Is there a "batchable" way to do ktutil list
James Ralston
ralston at pobox.com
Mon May 3 00:12:05 EDT 2021
On Wed, Apr 21, 2021 at 6:42 AM Ken Hornstein <kenh at cmf.nrl.navy.mil> wrote:
> > Is there another command that is more script-friendly? If not,
> > can someone share a good way to pass args to the MIT ktutil?
>
> I think "klist -k" does what you want. You can pass arguments to
> ktutil in a script via stdin and parse the output (we do that via a
> script), that looks something like:
>
> (echo "rkt $keytab" ; echo "list") | ktutil | [parse output]
>
> The script this is from is so old, it predates the widespread use of
> the 'printf' command; that would probably be cleaner now.
Related to this: it would be tremendously useful if klist had a flag
to generate output intended to be machine-parsable, such as CSV or
JSON.
Yeah, I get it: the MIT Kerberos software predates UTF-8, let alone
JSON, and was written at a time when wizened greybeards (not machines)
were the ones parsing "klist" output. In terms of development
priorities versus free developer cycles, making klist output CSV/JSON
is probably far down on the priority stack.
But still.
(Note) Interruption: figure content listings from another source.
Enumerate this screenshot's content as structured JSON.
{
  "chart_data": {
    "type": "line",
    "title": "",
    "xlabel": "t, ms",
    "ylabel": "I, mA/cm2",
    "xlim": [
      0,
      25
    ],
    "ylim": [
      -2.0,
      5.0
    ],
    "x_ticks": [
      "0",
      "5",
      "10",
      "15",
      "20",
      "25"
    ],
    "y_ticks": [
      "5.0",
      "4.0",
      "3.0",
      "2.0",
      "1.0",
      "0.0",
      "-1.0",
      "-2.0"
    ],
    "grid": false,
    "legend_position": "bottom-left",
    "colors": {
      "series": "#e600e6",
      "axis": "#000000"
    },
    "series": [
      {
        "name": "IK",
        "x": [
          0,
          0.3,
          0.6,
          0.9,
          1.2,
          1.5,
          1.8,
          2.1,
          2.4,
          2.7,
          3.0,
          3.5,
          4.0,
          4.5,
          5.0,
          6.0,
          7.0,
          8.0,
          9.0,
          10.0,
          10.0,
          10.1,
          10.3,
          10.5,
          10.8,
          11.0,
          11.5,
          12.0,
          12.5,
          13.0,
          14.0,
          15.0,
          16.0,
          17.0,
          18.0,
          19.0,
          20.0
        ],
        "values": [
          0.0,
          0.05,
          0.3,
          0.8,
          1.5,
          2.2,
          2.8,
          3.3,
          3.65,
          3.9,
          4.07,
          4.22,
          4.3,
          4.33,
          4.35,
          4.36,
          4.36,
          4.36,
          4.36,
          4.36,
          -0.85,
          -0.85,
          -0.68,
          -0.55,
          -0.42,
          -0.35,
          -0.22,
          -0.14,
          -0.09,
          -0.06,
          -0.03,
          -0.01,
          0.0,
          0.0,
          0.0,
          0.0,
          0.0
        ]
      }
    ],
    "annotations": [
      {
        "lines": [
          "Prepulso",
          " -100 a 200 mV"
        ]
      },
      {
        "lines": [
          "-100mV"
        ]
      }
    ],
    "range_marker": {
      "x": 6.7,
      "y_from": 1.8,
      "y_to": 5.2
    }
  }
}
Not being able to get machine-readable output out of klist
turns what should be simple and useful scripting tasks, such as "scan
the 9 different TGTs in my credential cache collection and renew any
that expire in less than 12 hours", into "whee, I guess I'm writing a
finite-state automaton in shell again".
And while "klist -k" is a lot easier to parse than "klist" output
(because it's not multi-line), given that at our site we send a
boatload of host telemetry into Splunk every 30 minutes via an input
script that just execs "puppet facts --render-as json", it's
frustrating that there's no easy way to send up keytab data as well.